On my blog, I have a section called “Where Your Taxes Go,” where I document strange instances of how our taxes are put to use. There is much there that is trivial and amusing—a moustache allowance for a havaldar in Lucknow, compensation for a bank employee mistakenly declared dead, salary for an 11-year-old teacher, relocation of monkeys from New Delhi to MP (only Rs. 25 lakhs). There is also much there that underscores the irresponsibility of our politicians—toilet refurbishment allowances for Jharkhand legislators, parliament hold-ups that cost 20k a minute, the 90 lakh free TVs that the DMK promised in Tamil Nadu to get elected there. Most of us are so used to government wastage that we shrug this off. “Pata hai yaar,” we say together in a gruff chorus of a billion nonchalant voices. “So what is new? Gorment is like this only.”
Arrey Boss, definitely kuch Gandhigiri mangta, kya?

2 comments:

Priya Ramachandran said...

Yep, the havadar mush allowance seems excessive, but I can't quite agree with Varma's first paragraph. I actually don't have a problem with alternative medicine systems being funded by taxpayer money.

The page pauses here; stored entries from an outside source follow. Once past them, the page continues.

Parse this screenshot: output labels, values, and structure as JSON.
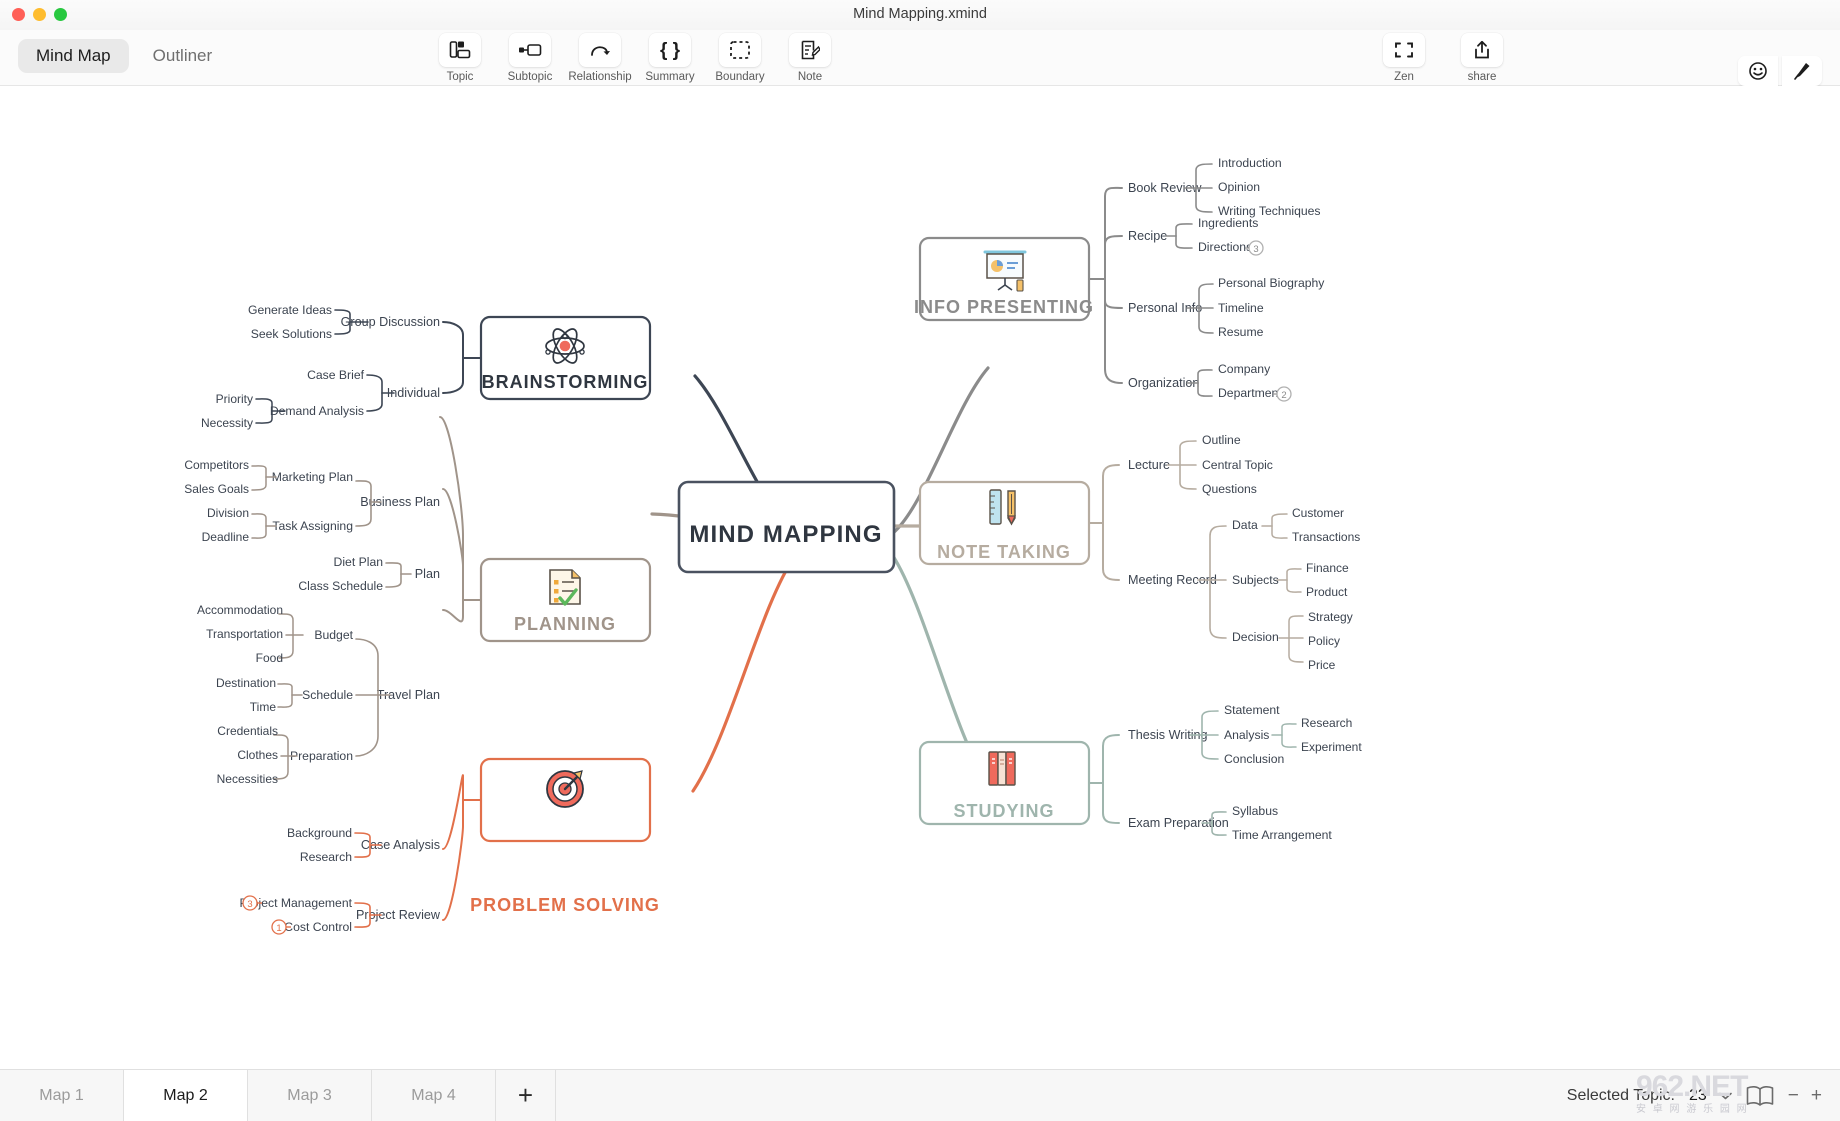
{
  "window": {
    "title": "Mind Mapping.xmind"
  },
  "modes": [
    {
      "label": "Mind Map",
      "active": true
    },
    {
      "label": "Outliner",
      "active": false
    }
  ],
  "toolbar": {
    "left_tools": [
      {
        "label": "Topic",
        "icon": "topic-icon"
      },
      {
        "label": "Subtopic",
        "icon": "subtopic-icon"
      },
      {
        "label": "Relationship",
        "icon": "relationship-icon"
      },
      {
        "label": "Summary",
        "icon": "summary-icon"
      },
      {
        "label": "Boundary",
        "icon": "boundary-icon"
      },
      {
        "label": "Note",
        "icon": "note-icon"
      }
    ],
    "right_tools": [
      {
        "label": "Zen",
        "icon": "zen-icon"
      },
      {
        "label": "share",
        "icon": "share-icon"
      }
    ],
    "panel_buttons": [
      {
        "label": "Icon",
        "icon": "smiley-icon"
      },
      {
        "label": "Format",
        "icon": "brush-icon"
      }
    ]
  },
  "statusbar": {
    "sheets": [
      {
        "label": "Map 1",
        "active": false
      },
      {
        "label": "Map 2",
        "active": true
      },
      {
        "label": "Map 3",
        "active": false
      },
      {
        "label": "Map 4",
        "active": false
      }
    ],
    "add_sheet": "+",
    "selected_topic_label": "Selected Topic:",
    "selected_topic_count": "23",
    "zoom_out": "−",
    "zoom_in": "+",
    "outline_icon": "book-icon",
    "watermark_big": "962.NET",
    "watermark_small": "安 卓 网 游 乐 园 网"
  },
  "colors": {
    "brainstorming": "#3d4654",
    "planning": "#a0948a",
    "problem_solving": "#e2704a",
    "info_presenting": "#8b8b8b",
    "note_taking": "#b6aca0",
    "studying": "#9fb5ad",
    "central": "#4a5260",
    "text": "#3c4450"
  },
  "mindmap": {
    "central": {
      "label": "MIND MAPPING"
    },
    "branches": [
      {
        "id": "brainstorming",
        "label": "BRAINSTORMING",
        "icon": "atom-icon",
        "color": "#3d4654",
        "side": "left",
        "children": [
          {
            "label": "Group Discussion",
            "children": [
              {
                "label": "Generate Ideas"
              },
              {
                "label": "Seek Solutions"
              }
            ]
          },
          {
            "label": "Individual",
            "children": [
              {
                "label": "Case Brief"
              },
              {
                "label": "Demand Analysis",
                "children": [
                  {
                    "label": "Priority"
                  },
                  {
                    "label": "Necessity"
                  }
                ]
              }
            ]
          }
        ]
      },
      {
        "id": "planning",
        "label": "PLANNING",
        "icon": "checklist-icon",
        "color": "#a0948a",
        "side": "left",
        "children": [
          {
            "label": "Business Plan",
            "children": [
              {
                "label": "Marketing Plan",
                "children": [
                  {
                    "label": "Competitors"
                  },
                  {
                    "label": "Sales Goals"
                  }
                ]
              },
              {
                "label": "Task Assigning",
                "children": [
                  {
                    "label": "Division"
                  },
                  {
                    "label": "Deadline"
                  }
                ]
              }
            ]
          },
          {
            "label": "Plan",
            "children": [
              {
                "label": "Diet Plan"
              },
              {
                "label": "Class Schedule"
              }
            ]
          },
          {
            "label": "Travel Plan",
            "children": [
              {
                "label": "Budget",
                "children": [
                  {
                    "label": "Accommodation"
                  },
                  {
                    "label": "Transportation"
                  },
                  {
                    "label": "Food"
                  }
                ]
              },
              {
                "label": "Schedule",
                "children": [
                  {
                    "label": "Destination"
                  },
                  {
                    "label": "Time"
                  }
                ]
              },
              {
                "label": "Preparation",
                "children": [
                  {
                    "label": "Credentials"
                  },
                  {
                    "label": "Clothes"
                  },
                  {
                    "label": "Necessities"
                  }
                ]
              }
            ]
          }
        ]
      },
      {
        "id": "problem-solving",
        "label": "PROBLEM SOLVING",
        "icon": "target-icon",
        "color": "#e2704a",
        "side": "left",
        "children": [
          {
            "label": "Case Analysis",
            "children": [
              {
                "label": "Background"
              },
              {
                "label": "Research"
              }
            ]
          },
          {
            "label": "Project Review",
            "children": [
              {
                "label": "Project Management",
                "marker": "3"
              },
              {
                "label": "Cost Control",
                "marker": "1"
              }
            ]
          }
        ]
      },
      {
        "id": "info-presenting",
        "label": "INFO PRESENTING",
        "icon": "presentation-icon",
        "color": "#8b8b8b",
        "side": "right",
        "children": [
          {
            "label": "Book Review",
            "children": [
              {
                "label": "Introduction"
              },
              {
                "label": "Opinion"
              },
              {
                "label": "Writing Techniques"
              }
            ]
          },
          {
            "label": "Recipe",
            "children": [
              {
                "label": "Ingredients"
              },
              {
                "label": "Directions",
                "marker": "3"
              }
            ]
          },
          {
            "label": "Personal Info",
            "children": [
              {
                "label": "Personal Biography"
              },
              {
                "label": "Timeline"
              },
              {
                "label": "Resume"
              }
            ]
          },
          {
            "label": "Organization",
            "children": [
              {
                "label": "Company"
              },
              {
                "label": "Department",
                "marker": "2"
              }
            ]
          }
        ]
      },
      {
        "id": "note-taking",
        "label": "NOTE TAKING",
        "icon": "ruler-pencil-icon",
        "color": "#b6aca0",
        "side": "right",
        "children": [
          {
            "label": "Lecture",
            "children": [
              {
                "label": "Outline"
              },
              {
                "label": "Central Topic"
              },
              {
                "label": "Questions"
              }
            ]
          },
          {
            "label": "Meeting Record",
            "children": [
              {
                "label": "Data",
                "children": [
                  {
                    "label": "Customer"
                  },
                  {
                    "label": "Transactions"
                  }
                ]
              },
              {
                "label": "Subjects",
                "children": [
                  {
                    "label": "Finance"
                  },
                  {
                    "label": "Product"
                  }
                ]
              },
              {
                "label": "Decision",
                "children": [
                  {
                    "label": "Strategy"
                  },
                  {
                    "label": "Policy"
                  },
                  {
                    "label": "Price"
                  }
                ]
              }
            ]
          }
        ]
      },
      {
        "id": "studying",
        "label": "STUDYING",
        "icon": "books-icon",
        "color": "#9fb5ad",
        "side": "right",
        "children": [
          {
            "label": "Thesis Writing",
            "children": [
              {
                "label": "Statement"
              },
              {
                "label": "Analysis",
                "children": [
                  {
                    "label": "Research"
                  },
                  {
                    "label": "Experiment"
                  }
                ]
              },
              {
                "label": "Conclusion"
              }
            ]
          },
          {
            "label": "Exam Preparation",
            "children": [
              {
                "label": "Syllabus"
              },
              {
                "label": "Time Arrangement"
              }
            ]
          }
        ]
      }
    ]
  }
}
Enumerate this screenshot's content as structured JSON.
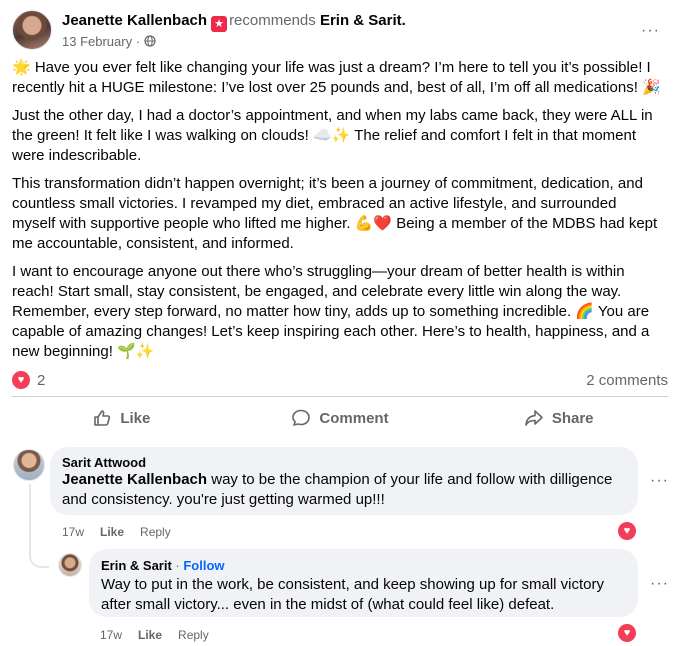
{
  "post": {
    "author": "Jeanette Kallenbach",
    "recommend_word": "recommends",
    "target": "Erin & Sarit.",
    "date": "13 February",
    "date_sep": "·",
    "more_label": "···",
    "paragraphs": [
      "🌟 Have you ever felt like changing your life was just a dream? I’m here to tell you it’s possible! I recently hit a HUGE milestone: I’ve lost over 25 pounds and, best of all, I’m off all medications! 🎉",
      "Just the other day, I had a doctor’s appointment, and when my labs came back, they were ALL in the green! It felt like I was walking on clouds! ☁️✨ The relief and comfort I felt in that moment were indescribable.",
      "This transformation didn’t happen overnight; it’s been a journey of commitment, dedication, and countless small victories. I revamped my diet, embraced an active lifestyle, and surrounded myself with supportive people who lifted me higher. 💪❤️ Being a member of the MDBS had kept me accountable, consistent, and informed.",
      "I want to encourage anyone out there who’s struggling—your dream of better health is within reach! Start small, stay consistent, be engaged,  and celebrate every little win along the way. Remember, every step forward, no matter how tiny, adds up to something incredible. 🌈 You are capable of amazing changes! Let’s keep inspiring each other. Here’s to health, happiness, and a new beginning! 🌱✨"
    ],
    "reaction_count": "2",
    "comment_count": "2 comments"
  },
  "actions": {
    "like": "Like",
    "comment": "Comment",
    "share": "Share"
  },
  "comments": [
    {
      "author": "Sarit Attwood",
      "mention": "Jeanette Kallenbach",
      "text": " way to be the champion of your life and follow with dilligence and consistency. you're just getting warmed up!!!",
      "time": "17w",
      "like": "Like",
      "reply": "Reply",
      "more": "···"
    },
    {
      "author": "Erin & Sarit",
      "sep": " · ",
      "follow": "Follow",
      "text": "Way to put in the work, be consistent, and keep showing up for small victory after small victory... even in the midst of (what could feel like) defeat.",
      "time": "17w",
      "like": "Like",
      "reply": "Reply",
      "more": "···"
    }
  ],
  "icons": {
    "badge": "recommend-star-icon",
    "globe": "globe-icon",
    "heart": "heart-icon",
    "like": "thumbs-up-icon",
    "comment": "comment-bubble-icon",
    "share": "share-arrow-icon"
  },
  "colors": {
    "heart": "#f33e58",
    "badge": "#f02849",
    "follow": "#0866ff",
    "bubble": "#f0f2f5",
    "meta": "#65676b"
  }
}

I would rather India funded it herself, than Americans researching it, discovering something of worth, owning the knowledge and coming back to sell it to us.

Fr. Gaurav Shroff said...

Oh I don't think that there shouldn't be funding for alternative medicines as well. I suspect Varma zeroed in on this department because it sounds so bizarre. The point in the whole thing is: does the state actually do anything with all this money? Anything worthwhile? Other than keeping a bloated bureaucracy employed?

All governments waste money. The Indian state seems to be one of the worst offenders.